By Lee Reich
At a time of year when weeds may be getting the better of you, what sweet revenge it is to turn them into an asset. Eat them!
And one of the best weeds for this purpose is stinging nettle.
Yes, that “stinging” in the name is off-putting, and rightly so. Grab a clump of stinging nettle leaves and stems in your bare hands and you’ll feel like you’ve been stung by a horde of angry ants or bees. That’s because the plant is covered with short, hollow hairs that are poised like miniature hypodermic needles. Their swollen bases are filled with formic acid, the same stuff that causes the pain of ant and bee stings. Even accidentally brushing against the plant is enough to inflict stings, and the pain could last a whole day.
Stinging nettle does not seem like the kind of plant anyone would want to harvest, let alone put into their mouth. But putting on gloves takes care of the harvesting problem. And cooking or drying the plant removes the sting for eating.
There are good reasons to go to the trouble of eating stinging nettles, beyond wanting to remove it from your garden. Stinging nettle is a healthful weed, or, shall we now say, healthful “vegetable.” It’s high in vitamins A and C, and in the minerals calcium and iron.
Stinging nettle also has a number of medicinal properties, including some anti-bacterial and anti-cancer properties. Poultices of nettle tea are said to soothe aching joints, and nettle has been used to treat urinary problems and offer some relief from hay fever.
Probably the most famous medicinal use of stinging nettle is for treating arthritis. The stinging seems to stimulate blood flow to afflicted areas when locally applied. (Interestingly, bee stings have also been used to treat arthritis.)
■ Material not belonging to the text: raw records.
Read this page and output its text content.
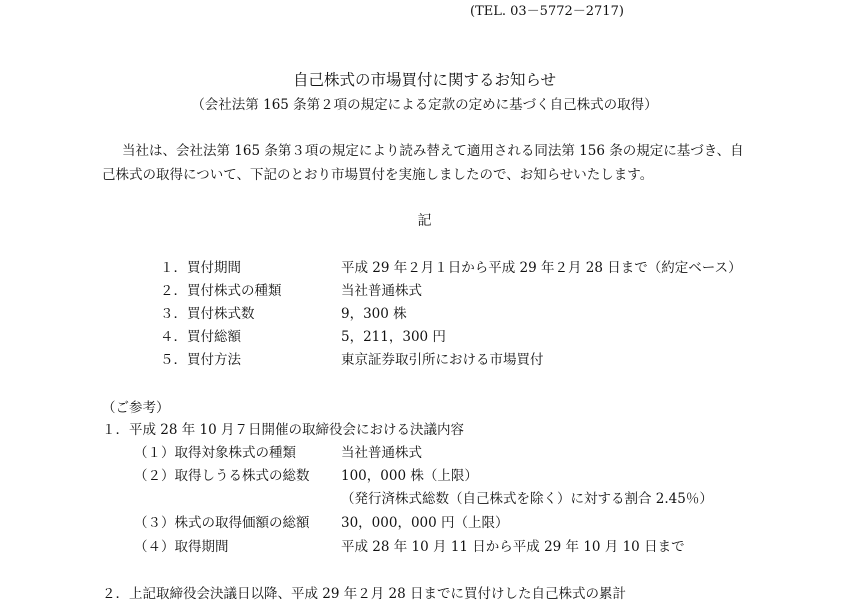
(TEL. 03－5772－2717)
自己株式の市場買付に関するお知らせ
（会社法第 165 条第２項の規定による定款の定めに基づく自己株式の取得）
当社は、会社法第 165 条第３項の規定により読み替えて適用される同法第 156 条の規定に基づき、自
己株式の取得について、下記のとおり市場買付を実施しましたので、お知らせいたします。
記
１．買付期間	平成 29 年２月１日から平成 29 年２月 28 日まで（約定ベース）
２．買付株式の種類	当社普通株式
３．買付株式数	9，300 株
４．買付総額	5，211，300 円
５．買付方法	東京証券取引所における市場買付
（ご参考）
１．平成 28 年 10 月７日開催の取締役会における決議内容
（１）取得対象株式の種類	当社普通株式
（２）取得しうる株式の総数 100，000 株（上限）
（発行済株式総数（自己株式を除く）に対する割合 2.45％）
（３）株式の取得価額の総額 30，000，000 円（上限）
（４）取得期間	平成 28 年 10 月 11 日から平成 29 年 10 月 10 日まで
２．上記取締役会決議日以降、平成 29 年２月 28 日までに買付けした自己株式の累計
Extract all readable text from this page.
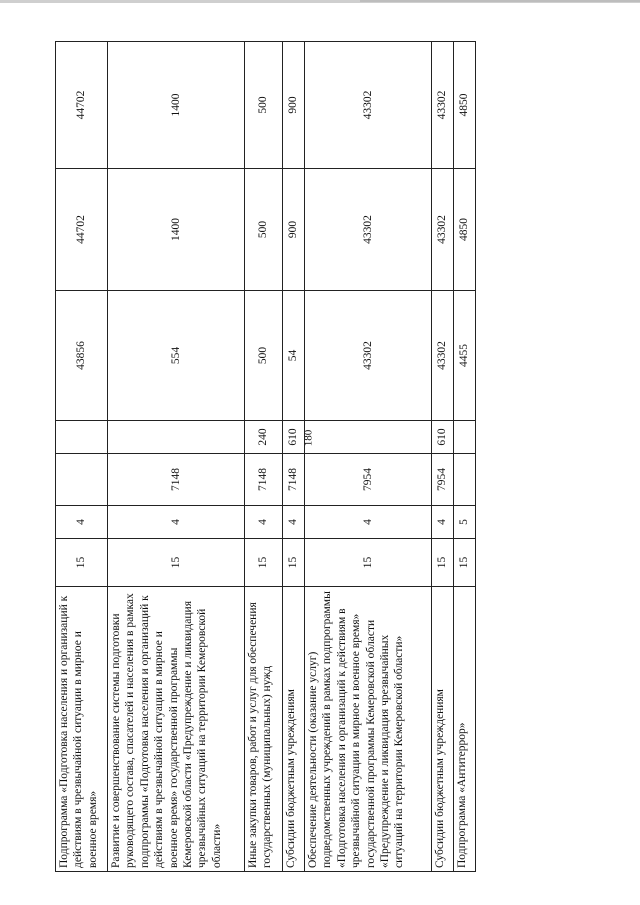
180
Подпрограмма «Подготовка населения и организаций к действиям в чрезвычайной ситуации в мирное и военное время»	15	4			43856	44702	44702
Развитие и совершенствование системы подготовки руководящего состава, спасателей и населения в рамках подпрограммы «Подготовка населения и организаций к действиям в чрезвычайной ситуации в мирное и военное время» государственной программы Кемеровской области «Предупреждение и ликвидация чрезвычайных ситуаций на территории Кемеровской области»	15	4	7148		554	1400	1400
Иные закупки товаров, работ и услуг для обеспечения государственных (муниципальных) нужд	15	4	7148	240	500	500	500
Субсидии бюджетным учреждениям	15	4	7148	610	54	900	900
Обеспечение деятельности (оказание услуг) подведомственных учреждений в рамках подпрограммы «Подготовка населения и организаций к действиям в чрезвычайной ситуации в мирное и военное время» государственной программы Кемеровской области «Предупреждение и ликвидация чрезвычайных ситуаций на территории Кемеровской области»	15	4	7954		43302	43302	43302
Субсидии бюджетным учреждениям	15	4	7954	610	43302	43302	43302
Подпрограмма «Антитеррор»	15	5			4455	4850	4850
I’m not suggesting choking down stinging nettle as famine food or as medicine; the stuff also tastes good. I’ve enjoyed it as a tea and as cooked greens, the latter in the same way as spinach. If you aspire to loftier culinary heights, borrow some dishes from around the world: nettle beer from Britain or, from Ireland, nettle cream soup, which also calls for leeks, milk, butter and, of course, oatmeal. The best season to harvest nettles is now, in spring, when the shoots and leaves are young and tender.
If you don’t know the plant, you probably don’t want to discover it by accidentally brushing up against it. So here’s what to look for: a stem 4 to 6 feet high with pointed, somewhat heart-shaped, toothed leaves directly opposite each other at each node along the stem. The leaves are smooth on their upper sides, their stinging hairs on the undersides. The flowers and the seeds that follow are both small, and appear in branched clusters that emerge where leaves join the stem.
Don’t flog yourself too much for letting this weed find its way into your garden. You’re a good gardener. Stinging nettle is a weed of damp, rich soils. Now, if only I could find some use for creeping Charlie and quackgrass, two other weeds of damp, nutrient rich soils.